Trump has said that “all options” are on the table in an implied threat of pre-emptive military action, while on Thursday US heavy bombers and stealth jet fighters took part in a joint live-fire drill in South Korea intended as a show of force.
Trump and Moon spoke by telephone on Friday about North Korean’s “continued destabilizing and escalatory behavior,” the White House said in a statement.
“The two leaders agreed to strengthen our alliance through defense cooperation and to strengthen South Korea’s defense capabilities,” the White House said. “President Trump provided his conceptual approval of planned purchases by South Korea of billions of dollars in American military equipment.”

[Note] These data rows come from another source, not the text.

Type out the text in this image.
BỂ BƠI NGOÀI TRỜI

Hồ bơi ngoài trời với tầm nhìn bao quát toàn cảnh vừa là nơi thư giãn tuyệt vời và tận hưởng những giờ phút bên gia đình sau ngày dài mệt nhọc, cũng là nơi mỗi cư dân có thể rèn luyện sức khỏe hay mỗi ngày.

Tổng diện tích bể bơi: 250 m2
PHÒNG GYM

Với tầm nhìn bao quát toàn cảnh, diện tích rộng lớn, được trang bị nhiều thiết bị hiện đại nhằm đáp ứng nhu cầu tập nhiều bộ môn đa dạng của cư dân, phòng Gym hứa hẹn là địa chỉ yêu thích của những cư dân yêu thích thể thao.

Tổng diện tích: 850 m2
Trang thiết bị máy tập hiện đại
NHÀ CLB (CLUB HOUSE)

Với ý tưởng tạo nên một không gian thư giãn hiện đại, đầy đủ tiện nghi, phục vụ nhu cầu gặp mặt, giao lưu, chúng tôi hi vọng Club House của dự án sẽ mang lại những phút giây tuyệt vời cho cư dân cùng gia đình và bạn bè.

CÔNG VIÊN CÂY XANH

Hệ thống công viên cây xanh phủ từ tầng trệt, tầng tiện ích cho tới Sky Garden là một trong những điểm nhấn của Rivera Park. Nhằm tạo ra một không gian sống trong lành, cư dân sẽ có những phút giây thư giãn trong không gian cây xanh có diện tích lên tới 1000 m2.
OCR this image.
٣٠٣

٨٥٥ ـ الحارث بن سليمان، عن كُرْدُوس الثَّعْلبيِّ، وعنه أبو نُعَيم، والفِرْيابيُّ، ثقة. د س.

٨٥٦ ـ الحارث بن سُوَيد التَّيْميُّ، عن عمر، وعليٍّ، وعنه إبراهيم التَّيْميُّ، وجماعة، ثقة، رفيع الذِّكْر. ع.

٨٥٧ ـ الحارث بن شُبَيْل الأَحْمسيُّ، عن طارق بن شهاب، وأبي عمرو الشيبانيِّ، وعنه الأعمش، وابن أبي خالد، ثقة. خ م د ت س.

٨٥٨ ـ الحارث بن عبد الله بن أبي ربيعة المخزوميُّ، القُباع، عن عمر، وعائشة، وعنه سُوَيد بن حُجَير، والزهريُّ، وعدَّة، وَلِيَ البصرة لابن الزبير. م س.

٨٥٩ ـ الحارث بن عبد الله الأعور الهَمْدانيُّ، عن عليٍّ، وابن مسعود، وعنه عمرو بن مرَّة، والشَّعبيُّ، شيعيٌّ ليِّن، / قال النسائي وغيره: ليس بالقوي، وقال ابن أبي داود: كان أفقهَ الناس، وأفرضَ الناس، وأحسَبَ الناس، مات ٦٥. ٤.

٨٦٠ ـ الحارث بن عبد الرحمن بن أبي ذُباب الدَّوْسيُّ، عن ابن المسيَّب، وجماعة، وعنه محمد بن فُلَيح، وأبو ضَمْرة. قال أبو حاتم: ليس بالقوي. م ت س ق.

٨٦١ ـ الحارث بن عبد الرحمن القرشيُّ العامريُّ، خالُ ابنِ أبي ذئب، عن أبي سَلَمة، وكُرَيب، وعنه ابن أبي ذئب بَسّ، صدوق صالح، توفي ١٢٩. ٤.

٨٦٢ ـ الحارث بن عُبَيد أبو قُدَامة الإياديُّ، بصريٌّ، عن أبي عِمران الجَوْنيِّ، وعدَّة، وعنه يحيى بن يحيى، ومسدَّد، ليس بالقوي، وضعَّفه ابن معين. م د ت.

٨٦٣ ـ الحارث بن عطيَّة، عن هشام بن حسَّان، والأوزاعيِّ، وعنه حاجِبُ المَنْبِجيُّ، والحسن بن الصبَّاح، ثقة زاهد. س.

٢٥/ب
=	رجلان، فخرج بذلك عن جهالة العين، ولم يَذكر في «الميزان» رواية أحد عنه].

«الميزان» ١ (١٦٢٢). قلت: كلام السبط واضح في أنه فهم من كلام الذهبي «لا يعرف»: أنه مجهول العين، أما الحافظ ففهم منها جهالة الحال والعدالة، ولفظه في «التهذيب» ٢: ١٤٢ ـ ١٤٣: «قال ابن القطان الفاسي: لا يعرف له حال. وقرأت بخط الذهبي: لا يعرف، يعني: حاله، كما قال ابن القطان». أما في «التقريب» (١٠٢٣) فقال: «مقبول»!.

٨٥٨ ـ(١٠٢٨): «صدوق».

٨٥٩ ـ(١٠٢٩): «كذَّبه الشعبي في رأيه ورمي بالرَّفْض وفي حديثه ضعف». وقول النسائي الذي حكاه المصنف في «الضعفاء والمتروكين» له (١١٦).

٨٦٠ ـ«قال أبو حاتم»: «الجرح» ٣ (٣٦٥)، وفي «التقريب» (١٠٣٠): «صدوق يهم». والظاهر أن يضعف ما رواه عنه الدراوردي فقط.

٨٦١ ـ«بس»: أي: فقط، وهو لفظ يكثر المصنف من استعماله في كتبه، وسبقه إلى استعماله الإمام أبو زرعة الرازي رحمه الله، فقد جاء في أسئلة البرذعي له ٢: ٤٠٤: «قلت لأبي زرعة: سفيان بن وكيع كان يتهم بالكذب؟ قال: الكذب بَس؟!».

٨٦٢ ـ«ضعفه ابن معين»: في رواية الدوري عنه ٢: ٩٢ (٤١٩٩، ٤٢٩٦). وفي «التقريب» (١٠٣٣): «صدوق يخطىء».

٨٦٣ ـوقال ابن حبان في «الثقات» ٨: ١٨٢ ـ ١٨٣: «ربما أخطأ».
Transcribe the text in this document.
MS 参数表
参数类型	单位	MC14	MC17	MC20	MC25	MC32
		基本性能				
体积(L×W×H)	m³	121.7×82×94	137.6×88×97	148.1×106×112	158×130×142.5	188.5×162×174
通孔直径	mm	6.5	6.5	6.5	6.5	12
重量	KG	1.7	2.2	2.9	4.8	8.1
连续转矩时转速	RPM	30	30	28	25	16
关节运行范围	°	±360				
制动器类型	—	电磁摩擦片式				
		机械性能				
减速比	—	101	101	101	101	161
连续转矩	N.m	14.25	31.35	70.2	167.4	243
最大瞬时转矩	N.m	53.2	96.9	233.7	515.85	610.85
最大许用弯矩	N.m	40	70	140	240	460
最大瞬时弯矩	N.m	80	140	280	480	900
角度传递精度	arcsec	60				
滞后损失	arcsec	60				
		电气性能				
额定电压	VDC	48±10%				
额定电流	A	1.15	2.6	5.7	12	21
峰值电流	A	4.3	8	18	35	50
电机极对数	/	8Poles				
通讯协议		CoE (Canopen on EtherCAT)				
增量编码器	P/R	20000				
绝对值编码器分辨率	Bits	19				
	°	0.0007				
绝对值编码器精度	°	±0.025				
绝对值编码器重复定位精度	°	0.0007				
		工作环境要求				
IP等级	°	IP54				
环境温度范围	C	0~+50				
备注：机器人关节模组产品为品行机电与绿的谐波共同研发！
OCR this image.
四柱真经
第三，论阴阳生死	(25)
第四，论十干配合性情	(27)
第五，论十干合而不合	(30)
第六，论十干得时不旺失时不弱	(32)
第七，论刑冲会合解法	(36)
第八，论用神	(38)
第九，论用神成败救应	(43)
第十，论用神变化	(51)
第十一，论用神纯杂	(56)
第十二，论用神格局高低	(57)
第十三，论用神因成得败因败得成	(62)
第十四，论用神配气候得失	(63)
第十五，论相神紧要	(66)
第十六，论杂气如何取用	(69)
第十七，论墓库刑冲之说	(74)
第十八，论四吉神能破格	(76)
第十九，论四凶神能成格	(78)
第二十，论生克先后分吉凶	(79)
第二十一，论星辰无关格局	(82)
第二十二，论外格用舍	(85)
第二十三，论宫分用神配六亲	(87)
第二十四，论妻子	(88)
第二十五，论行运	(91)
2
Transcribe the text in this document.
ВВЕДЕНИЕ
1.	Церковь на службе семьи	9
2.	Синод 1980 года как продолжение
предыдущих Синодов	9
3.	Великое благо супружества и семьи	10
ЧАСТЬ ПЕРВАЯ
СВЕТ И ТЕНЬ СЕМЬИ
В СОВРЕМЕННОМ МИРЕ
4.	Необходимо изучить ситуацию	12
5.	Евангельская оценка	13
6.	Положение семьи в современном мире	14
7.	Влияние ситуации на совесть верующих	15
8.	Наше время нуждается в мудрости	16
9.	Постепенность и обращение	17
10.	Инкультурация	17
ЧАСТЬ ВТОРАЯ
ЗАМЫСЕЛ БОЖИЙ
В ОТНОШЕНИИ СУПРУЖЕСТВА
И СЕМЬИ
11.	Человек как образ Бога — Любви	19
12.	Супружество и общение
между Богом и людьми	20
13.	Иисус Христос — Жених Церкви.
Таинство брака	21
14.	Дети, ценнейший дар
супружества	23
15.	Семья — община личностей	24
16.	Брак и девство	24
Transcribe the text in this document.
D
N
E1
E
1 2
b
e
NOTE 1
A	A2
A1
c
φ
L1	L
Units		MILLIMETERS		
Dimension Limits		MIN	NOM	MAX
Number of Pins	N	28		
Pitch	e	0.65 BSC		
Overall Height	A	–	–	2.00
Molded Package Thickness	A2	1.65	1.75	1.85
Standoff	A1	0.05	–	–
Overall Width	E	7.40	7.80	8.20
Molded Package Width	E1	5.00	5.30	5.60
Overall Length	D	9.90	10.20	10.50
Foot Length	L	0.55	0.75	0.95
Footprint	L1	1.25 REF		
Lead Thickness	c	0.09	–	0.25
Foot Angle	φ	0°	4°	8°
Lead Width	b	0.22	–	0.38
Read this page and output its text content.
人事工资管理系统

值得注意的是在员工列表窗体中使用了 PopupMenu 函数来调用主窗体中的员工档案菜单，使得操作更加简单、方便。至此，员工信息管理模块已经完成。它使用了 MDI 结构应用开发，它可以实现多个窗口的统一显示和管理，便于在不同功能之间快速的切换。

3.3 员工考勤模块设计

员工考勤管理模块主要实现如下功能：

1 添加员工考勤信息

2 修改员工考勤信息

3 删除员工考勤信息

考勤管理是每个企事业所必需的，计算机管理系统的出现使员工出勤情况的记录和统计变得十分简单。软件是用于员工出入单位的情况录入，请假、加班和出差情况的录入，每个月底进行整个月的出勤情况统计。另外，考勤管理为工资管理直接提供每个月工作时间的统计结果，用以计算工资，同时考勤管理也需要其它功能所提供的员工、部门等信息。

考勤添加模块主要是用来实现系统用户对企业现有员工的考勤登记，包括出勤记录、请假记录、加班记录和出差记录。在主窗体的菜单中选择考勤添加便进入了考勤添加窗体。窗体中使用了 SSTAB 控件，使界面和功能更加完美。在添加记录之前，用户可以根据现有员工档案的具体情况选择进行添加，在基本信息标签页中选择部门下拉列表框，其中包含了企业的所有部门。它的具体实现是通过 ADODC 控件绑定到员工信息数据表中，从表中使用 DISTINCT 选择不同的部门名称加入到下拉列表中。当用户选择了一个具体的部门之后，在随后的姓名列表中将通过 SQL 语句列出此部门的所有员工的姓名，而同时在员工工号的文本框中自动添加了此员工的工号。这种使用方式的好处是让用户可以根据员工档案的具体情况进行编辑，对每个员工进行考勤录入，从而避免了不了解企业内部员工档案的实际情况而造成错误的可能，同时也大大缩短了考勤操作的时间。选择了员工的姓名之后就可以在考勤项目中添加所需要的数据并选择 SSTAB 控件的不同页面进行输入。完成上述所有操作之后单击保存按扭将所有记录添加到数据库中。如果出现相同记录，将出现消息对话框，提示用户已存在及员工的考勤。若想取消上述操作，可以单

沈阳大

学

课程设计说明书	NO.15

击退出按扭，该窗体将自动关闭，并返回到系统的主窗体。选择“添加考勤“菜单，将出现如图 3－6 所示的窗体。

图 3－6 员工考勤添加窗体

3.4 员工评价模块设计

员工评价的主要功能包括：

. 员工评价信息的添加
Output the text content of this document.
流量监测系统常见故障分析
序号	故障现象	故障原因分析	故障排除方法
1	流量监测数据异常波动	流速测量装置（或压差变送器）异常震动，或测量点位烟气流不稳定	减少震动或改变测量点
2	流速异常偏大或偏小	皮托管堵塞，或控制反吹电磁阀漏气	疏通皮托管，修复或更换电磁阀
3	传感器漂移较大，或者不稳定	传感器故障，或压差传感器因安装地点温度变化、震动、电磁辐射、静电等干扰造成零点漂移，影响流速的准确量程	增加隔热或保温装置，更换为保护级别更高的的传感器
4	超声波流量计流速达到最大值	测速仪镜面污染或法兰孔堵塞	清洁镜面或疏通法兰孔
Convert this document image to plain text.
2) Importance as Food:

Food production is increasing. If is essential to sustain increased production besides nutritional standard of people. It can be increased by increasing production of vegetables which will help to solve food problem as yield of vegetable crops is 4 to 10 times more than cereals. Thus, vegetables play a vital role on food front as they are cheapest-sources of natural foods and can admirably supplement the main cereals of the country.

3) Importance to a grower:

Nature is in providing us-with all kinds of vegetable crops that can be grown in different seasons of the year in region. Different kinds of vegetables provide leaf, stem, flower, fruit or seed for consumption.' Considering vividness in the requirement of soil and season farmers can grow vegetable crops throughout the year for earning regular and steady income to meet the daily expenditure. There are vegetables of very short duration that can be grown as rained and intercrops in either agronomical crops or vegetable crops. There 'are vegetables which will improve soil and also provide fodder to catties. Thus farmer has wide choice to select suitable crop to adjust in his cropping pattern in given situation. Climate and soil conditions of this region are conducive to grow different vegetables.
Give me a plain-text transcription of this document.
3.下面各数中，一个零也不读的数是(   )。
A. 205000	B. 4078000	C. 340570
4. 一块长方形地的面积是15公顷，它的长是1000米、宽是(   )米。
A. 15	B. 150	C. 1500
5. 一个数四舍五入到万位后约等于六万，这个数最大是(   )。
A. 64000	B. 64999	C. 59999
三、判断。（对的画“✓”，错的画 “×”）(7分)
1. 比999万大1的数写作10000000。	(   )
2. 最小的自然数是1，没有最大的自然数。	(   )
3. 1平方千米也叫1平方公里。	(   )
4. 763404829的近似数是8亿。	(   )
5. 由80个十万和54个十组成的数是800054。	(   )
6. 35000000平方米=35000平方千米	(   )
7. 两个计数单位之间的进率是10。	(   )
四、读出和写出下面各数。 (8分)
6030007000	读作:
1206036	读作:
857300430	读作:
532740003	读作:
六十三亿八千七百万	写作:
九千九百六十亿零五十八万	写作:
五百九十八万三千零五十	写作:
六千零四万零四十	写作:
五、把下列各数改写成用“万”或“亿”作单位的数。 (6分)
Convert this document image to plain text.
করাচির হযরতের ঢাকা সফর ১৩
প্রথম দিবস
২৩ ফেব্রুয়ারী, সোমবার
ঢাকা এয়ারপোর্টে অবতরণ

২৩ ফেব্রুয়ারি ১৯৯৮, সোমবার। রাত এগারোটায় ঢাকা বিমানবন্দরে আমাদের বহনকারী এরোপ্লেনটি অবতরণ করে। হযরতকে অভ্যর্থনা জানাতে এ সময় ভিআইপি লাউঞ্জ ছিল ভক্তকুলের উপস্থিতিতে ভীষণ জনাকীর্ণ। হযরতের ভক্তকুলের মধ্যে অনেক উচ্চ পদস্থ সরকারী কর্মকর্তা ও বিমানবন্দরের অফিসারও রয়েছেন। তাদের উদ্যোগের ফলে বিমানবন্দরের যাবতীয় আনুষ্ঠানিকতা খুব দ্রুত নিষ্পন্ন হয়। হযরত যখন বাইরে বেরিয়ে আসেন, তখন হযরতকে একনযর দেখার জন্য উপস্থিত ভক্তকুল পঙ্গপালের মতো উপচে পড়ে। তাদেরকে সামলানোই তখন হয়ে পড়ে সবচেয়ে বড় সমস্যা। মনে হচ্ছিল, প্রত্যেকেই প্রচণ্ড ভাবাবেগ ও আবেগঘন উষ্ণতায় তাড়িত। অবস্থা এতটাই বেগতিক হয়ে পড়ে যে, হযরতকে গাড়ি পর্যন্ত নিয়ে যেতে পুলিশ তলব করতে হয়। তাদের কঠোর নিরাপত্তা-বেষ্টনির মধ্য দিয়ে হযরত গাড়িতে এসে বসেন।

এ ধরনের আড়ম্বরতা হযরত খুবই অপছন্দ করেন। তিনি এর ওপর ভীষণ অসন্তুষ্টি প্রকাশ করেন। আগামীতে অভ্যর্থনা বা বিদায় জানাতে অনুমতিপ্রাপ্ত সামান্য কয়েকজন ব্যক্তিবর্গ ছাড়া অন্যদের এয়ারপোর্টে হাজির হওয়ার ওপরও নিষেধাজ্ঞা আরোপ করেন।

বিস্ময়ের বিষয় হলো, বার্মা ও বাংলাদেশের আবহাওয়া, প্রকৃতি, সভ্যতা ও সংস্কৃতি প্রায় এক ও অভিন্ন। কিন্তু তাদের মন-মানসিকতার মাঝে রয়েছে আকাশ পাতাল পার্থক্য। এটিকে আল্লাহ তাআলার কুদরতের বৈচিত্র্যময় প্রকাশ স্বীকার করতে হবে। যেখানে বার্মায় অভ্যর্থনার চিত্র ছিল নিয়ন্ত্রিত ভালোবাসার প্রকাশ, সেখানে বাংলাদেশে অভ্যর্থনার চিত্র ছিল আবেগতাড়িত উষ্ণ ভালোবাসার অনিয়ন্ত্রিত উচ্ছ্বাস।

Park said the leaders had reached an agreement in principle to loosen — “to the extent hoped by the South Korean side” — limits on the South’s ballistic missile capability.
Under a bilateral agreement with the US, Seoul is restricted to ballistic missiles with a maximum range of 800km and payload of 500kg.
The South wants the maximum warhead weight doubled to 1 tonne and the Pentagon has said it was “actively” considering the revision.
Signed with the US in 2001 — the year South Korea joined the Missile Technology Control Regime (MTCR) — the agreement initially limited Seoul to rockets with a range of just 300km, due to US concerns about triggering a regional arms race in Northeast Asia.
However, after a long-range rocket test by North Korea in 2012, Seoul negotiated the near three-fold increase in the range limit to 800km, putting North Korean military facilities that were previously out of range within reach, as well as parts of China and Japan.